I have access to a car lift for the first time and I’m changing my oil. While it’s in the air I was making an inspection of the exhaust pipe and seen this squished area in the pic below. There’s no sign of impact and no crease. It almost seems that the depression is on purpose. Does yours have this or should I look at having it fixed? (2005) 416B123D-606F-4D5E-8452-E9A2D76DF255 by Dummy posted Aug 13, 2022 at 4:59 PM F8A880CF-7AC6-4E4D-B637-C7E78AE04EBC by Dummy posted Aug 13, 2022 at 4:59 PM
My guy at the exhaust shop would be heating that bad boy up squishing it back to round or as close as he can get it to immediately That's not a good situation it gets any worse it can get really bad you want to just have your exhaust guy heat the pipe up and squeeze it with a large set of pliers it should round out enough to be usable Don't know what happened doesn't really matter
Looks like the car drove over something it shouldn't of drove over... If your gas mileage is good and car has power at full throttle on the freeway there's still enough of an opening in the pipe to handle max exhaust flow. But if you have any issues with engine performance, this would be the first thing to fix.
That pipe is damaged. If it was on my car I would fix it- the exhaust is tiny to begin with and crushing it in half restricts it a bunch. You could use a scantool to monitor ICE RPM and MAF reading while doing a full throttle 0-60 accel and report the max readings on both. That can be used to see how much the exhaust affects engine operation. The metal Toyota used is thinner than typical, but stainless steel is quite "red hard" and difficult to bend or straighten even when heated- esp when you have to work real close to the fuel tank.

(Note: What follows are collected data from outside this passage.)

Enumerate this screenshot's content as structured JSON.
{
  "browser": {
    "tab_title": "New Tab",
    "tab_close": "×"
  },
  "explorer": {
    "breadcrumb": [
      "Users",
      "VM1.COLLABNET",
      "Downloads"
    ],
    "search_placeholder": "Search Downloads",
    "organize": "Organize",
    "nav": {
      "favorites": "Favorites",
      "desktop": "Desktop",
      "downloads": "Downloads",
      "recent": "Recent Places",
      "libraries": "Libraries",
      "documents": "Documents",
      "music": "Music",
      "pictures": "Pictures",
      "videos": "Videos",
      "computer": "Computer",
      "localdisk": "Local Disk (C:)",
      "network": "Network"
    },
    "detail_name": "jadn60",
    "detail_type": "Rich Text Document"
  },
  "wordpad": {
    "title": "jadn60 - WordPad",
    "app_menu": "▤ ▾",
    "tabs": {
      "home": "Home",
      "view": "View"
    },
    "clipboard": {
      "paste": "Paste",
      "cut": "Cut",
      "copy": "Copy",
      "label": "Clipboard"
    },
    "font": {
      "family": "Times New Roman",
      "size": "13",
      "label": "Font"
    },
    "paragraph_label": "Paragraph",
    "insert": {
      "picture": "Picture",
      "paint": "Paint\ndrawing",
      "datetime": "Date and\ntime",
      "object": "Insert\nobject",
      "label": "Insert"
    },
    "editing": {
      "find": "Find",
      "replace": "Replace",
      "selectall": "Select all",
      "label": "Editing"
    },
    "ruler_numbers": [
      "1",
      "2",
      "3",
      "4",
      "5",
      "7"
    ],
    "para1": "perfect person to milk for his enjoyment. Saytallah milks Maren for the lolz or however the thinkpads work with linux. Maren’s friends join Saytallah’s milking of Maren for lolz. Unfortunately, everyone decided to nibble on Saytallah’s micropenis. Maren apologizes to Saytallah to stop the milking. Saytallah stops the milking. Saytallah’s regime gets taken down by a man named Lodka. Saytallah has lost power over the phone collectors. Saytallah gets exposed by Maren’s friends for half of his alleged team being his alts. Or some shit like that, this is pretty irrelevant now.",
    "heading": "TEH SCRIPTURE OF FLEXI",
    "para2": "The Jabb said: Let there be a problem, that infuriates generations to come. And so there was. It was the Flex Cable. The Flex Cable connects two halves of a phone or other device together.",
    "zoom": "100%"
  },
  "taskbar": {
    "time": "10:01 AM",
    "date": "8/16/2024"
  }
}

If you don't want to mess with heating and bending, you can get that entire section (from just in front of the resonator to the rear flange) for about 20 bucks from a salvage yard. They always cut out the cats (if they're still present) but leave the rear half. I have 4 or 5 of the 'rear half' sections in the shop. Another option would be to remove it, cut it and use a pipe expander to re-round it, then splice it back together. Or just cut out that 4-5 inch section and get a piece of 1.75" exhaust pipe that will fit perfectly over the OEM pipe and clamp it together. The 1.75 pipe is a snug fit, but even if it's not a perfect seal, there should be no noticeable noise difference.